This essay, published on September 5, 2006, is exclusive to Notablog.
[REMEMBERING THE WORLD TRADE CENTER: 2001; 2002; 2003; 2004; 2005; 2006; 2007, 2008, 2009, 2010, 2011, 2012, 2013, 2014, 2015, 2016; 2017; 2018; 2019; 2020; 2021]
COUSIN SCOTT
By Chris Matthew Sciabarra
The Twin
Towers, from the Staten Island Ferry, May 12, 2001
Photo by Chris
Matthew Sciabarra
Back on September 12, 2001, in the hours after the greatest tragedy to ever befall my hometown, I wrote:
The only near-fatality of an extended family member of which I am aware is my sister-in-law's cousin. He was on the 89th floor of the first tower that was struck; that strike apparently occurred on the 96th floor, but the devastation quickly spread to the floors above and below. He was able to get all of his workers to safety, except for two who were killed. He is now in [the] hospital, recovering from smoke and ash inhalation, but we expect a full recovery.
In the confusion that marked those hours, not all the facts that I reported were completely accurate. And that brief paragraph most certainly did not tell the whole story.
It has been five years since I wrote those words. Today, I am honored to add the testimony of my sister-in-law's Cousin Scott* to my annual tribute page, "Remembering the World Trade Center."
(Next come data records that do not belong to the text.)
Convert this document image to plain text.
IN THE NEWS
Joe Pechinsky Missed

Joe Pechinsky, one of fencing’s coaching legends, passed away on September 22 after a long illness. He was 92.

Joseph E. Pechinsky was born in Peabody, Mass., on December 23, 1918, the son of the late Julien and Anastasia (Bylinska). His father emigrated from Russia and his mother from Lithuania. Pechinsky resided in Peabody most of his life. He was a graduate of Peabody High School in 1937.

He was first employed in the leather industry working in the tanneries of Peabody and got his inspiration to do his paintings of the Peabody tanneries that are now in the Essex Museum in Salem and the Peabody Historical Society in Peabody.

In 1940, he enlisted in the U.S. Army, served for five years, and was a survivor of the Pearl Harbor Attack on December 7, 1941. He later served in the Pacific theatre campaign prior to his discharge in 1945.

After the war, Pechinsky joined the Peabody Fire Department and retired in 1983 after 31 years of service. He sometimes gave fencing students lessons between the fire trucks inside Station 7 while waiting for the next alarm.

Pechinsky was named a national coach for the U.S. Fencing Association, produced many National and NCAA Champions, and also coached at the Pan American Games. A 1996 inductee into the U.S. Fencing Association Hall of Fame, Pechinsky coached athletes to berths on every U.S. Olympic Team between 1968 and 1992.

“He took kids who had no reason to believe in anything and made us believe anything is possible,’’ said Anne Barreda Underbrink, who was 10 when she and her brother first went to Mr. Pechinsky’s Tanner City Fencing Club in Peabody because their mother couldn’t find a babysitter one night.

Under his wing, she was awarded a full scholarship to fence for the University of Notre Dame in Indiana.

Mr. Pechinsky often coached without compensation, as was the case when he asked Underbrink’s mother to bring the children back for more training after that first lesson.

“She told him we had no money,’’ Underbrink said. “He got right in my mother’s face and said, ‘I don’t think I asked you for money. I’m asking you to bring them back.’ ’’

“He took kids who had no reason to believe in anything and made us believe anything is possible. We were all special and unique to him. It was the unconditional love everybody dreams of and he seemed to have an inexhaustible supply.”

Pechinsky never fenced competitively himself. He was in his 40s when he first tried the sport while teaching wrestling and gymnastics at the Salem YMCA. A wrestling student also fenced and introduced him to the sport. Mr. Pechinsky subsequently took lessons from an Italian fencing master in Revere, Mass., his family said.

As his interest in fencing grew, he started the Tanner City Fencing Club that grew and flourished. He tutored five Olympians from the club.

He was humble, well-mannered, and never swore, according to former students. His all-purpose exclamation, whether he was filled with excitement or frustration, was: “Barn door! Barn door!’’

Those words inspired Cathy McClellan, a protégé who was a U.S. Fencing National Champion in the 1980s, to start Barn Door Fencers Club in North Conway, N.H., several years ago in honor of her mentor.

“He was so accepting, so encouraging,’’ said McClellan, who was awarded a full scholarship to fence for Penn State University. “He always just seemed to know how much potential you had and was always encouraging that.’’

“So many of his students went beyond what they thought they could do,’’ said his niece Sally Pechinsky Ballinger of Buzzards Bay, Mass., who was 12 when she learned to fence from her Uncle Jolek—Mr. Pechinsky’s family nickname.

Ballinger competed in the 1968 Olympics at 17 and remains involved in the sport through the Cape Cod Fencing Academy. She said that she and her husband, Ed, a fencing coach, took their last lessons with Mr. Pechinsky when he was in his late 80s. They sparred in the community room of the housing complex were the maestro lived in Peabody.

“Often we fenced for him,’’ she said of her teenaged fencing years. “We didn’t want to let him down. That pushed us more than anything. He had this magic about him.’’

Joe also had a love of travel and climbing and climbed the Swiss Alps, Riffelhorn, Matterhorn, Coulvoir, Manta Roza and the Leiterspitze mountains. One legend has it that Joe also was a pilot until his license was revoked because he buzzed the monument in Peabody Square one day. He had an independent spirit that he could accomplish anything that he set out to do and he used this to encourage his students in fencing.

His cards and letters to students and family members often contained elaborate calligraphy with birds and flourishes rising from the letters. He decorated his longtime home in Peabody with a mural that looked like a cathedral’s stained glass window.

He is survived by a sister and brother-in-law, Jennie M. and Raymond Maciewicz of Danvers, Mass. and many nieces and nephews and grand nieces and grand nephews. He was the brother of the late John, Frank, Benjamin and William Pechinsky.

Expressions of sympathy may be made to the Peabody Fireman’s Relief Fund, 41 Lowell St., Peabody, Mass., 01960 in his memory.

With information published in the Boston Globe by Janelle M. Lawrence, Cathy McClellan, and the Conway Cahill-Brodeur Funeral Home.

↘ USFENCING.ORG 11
From Brooklyn to the Top of the World
Scott was born in Brooklyn and grew up in the Bath Beach-Bensonhurst section of the borough, a predominantly Italian neighborhood in those years. He moved several times throughout the city and eventually relocated to New Jersey. But wherever he went, he took with him the values of his youth, especially a deep respect and appreciation for family and hard work.
Having pursued several ventures in insurance, Scott settled into the financial service business. He worked very hard to make a success of himself. He often logged a hundred hours or more of work per week and rarely took any vacation time. By 1998, one of his ventures had become a real economic force within a larger, growing organization. A merger with another business brought his agency to the number 1 spot in three of the top five categories within the giant public company.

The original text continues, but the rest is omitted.